There are monsters called mals, which find teenage wizards to be the most delicious food available. Teenage wizards have a 5% chance of surviving outside of the magic school the Scholomance—inside of the Scholomance, it rises to a 25% chance. The protagonist, El, is a wizard with a special magical affinity for mass destruction; her love interest, Orion, is a wizard with a special magical affinity for killing mals and zero interests outside of killing mals. (He’s very autistic. I love him.) Orion saved a very high percentage of the class from mals… but that means the mals are lurking at the bottom floor, hungry, waiting for the senior class to try to leave so that they can be delicious food.
It’s funny, El and Orion have a great dynamic, and it’s a fun “there’s a grimdark setting but we’re going to overcome it together and earn our happy ending by being very powerful and very clever” sort of narrative.
A Wizard’s Guide to Defensive Baking: If you like Diana Wynne Jones, I strongly recommend checking out T. Kingfisher/Ursula Vernon. They share a certain practicality, a groundedness, a common sense, that is uncommon in the rest of the genre, alongside a rich imagination and quirkiness.
A Wizard’s Guide to Defensive Baking stars a young wizard whose power is the ability to control bread. By far the most delightful aspect of this book is the many creative ways she uses her ability.

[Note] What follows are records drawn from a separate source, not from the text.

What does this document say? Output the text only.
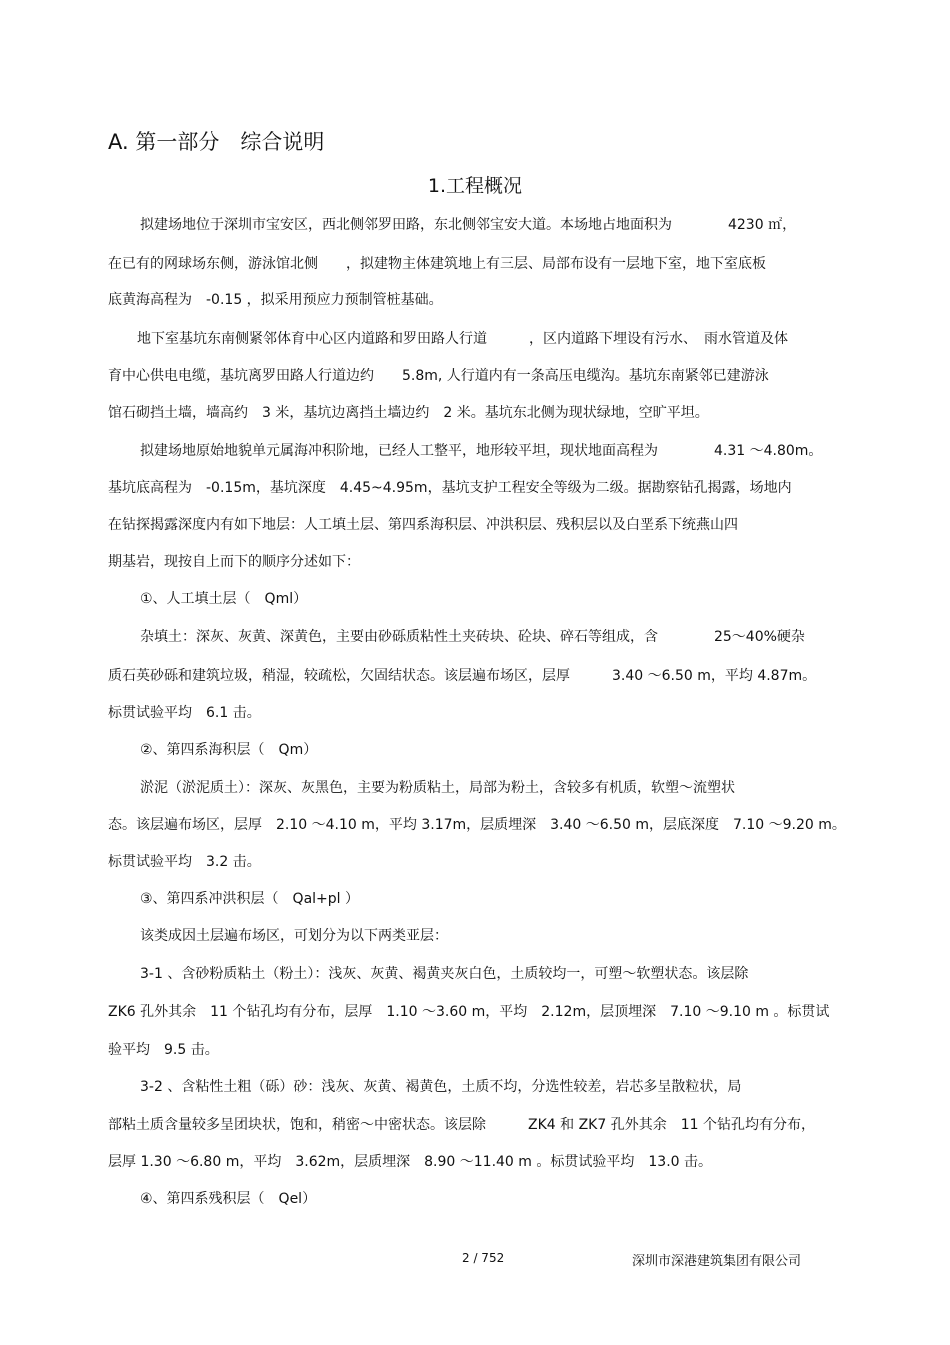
A. 第一部分　综合说明
1.工程概况
拟建场地位于深圳市宝安区，西北侧邻罗田路，东北侧邻宝安大道。本场地占地面积为　　　　4230 ㎡，
在已有的网球场东侧，游泳馆北侧　　，拟建物主体建筑地上有三层、局部布设有一层地下室，地下室底板
底黄海高程为　-0.15 ，拟采用预应力预制管桩基础。
地下室基坑东南侧紧邻体育中心区内道路和罗田路人行道　　　，区内道路下埋设有污水、　雨水管道及体
育中心供电电缆，基坑离罗田路人行道边约　　5.8m, 人行道内有一条高压电缆沟。基坑东南紧邻已建游泳
馆石砌挡土墙，墙高约　3 米，基坑边离挡土墙边约　2 米。基坑东北侧为现状绿地，空旷平坦。
拟建场地原始地貌单元属海冲积阶地，已经人工整平，地形较平坦，现状地面高程为　　　　4.31 ～4.80m。
基坑底高程为　-0.15m，基坑深度　4.45~4.95m，基坑支护工程安全等级为二级。据勘察钻孔揭露，场地内
在钻探揭露深度内有如下地层：人工填土层、第四系海积层、冲洪积层、残积层以及白垩系下统燕山四
期基岩，现按自上而下的顺序分述如下：
①、人工填土层（　Qml）
杂填土：深灰、灰黄、深黄色，主要由砂砾质粘性土夹砖块、砼块、碎石等组成，含　　　　25～40%硬杂
质石英砂砾和建筑垃圾，稍湿，较疏松，欠固结状态。该层遍布场区，层厚　　　3.40 ～6.50 m，平均 4.87m。
标贯试验平均　6.1 击。
②、第四系海积层（　Qm）
淤泥（淤泥质土）：深灰、灰黑色，主要为粉质粘土，局部为粉土，含较多有机质，软塑～流塑状
态。该层遍布场区，层厚　2.10 ～4.10 m，平均 3.17m，层质埋深　3.40 ～6.50 m，层底深度　7.10 ～9.20 m。
标贯试验平均　3.2 击。
③、第四系冲洪积层（　Qal+pl ）
该类成因土层遍布场区，可划分为以下两类亚层：
3-1 、含砂粉质粘土（粉土）：浅灰、灰黄、褐黄夹灰白色，土质较均一，可塑～软塑状态。该层除
ZK6 孔外其余　11 个钻孔均有分布，层厚　1.10 ～3.60 m，平均　2.12m，层顶埋深　7.10 ～9.10 m 。标贯试
验平均　9.5 击。
3-2 、含粘性土粗（砾）砂：浅灰、灰黄、褐黄色，土质不均，分选性较差，岩芯多呈散粒状，局
部粘土质含量较多呈团块状，饱和，稍密～中密状态。该层除　　　ZK4 和 ZK7 孔外其余　11 个钻孔均有分布，
层厚 1.30 ～6.80 m，平均　3.62m，层质埋深　8.90 ～11.40 m 。标贯试验平均　13.0 击。
④、第四系残积层（　Qel）
2 / 752	深圳市深港建筑集团有限公司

A Wizard’s Guide to Defensive Baking is extremely middle-grade. It’s a great book; it’s just a book aimed at an audience of ten-year-olds. I couldn’t shake the feeling that I would enjoy it more were I, myself, ten. This feels like a seriously-missing-the-point critique of the book as a book: it’s hardly a fault in a book that it primarily appeals to its target audience. Still, I recommend it less for your own reading and more as a present for the elementary schooler in your life.
> Helicopter Story … is difficult to obtain online. If you can get your hands on a copy, I recommend reading it.
The page where it was originally posted was archived and is still accessible at https://archive.ph/LuqGO .
FWIW, I am fat and I thought the depiction of being fat in a fat-hating society in The Pill was spot-on.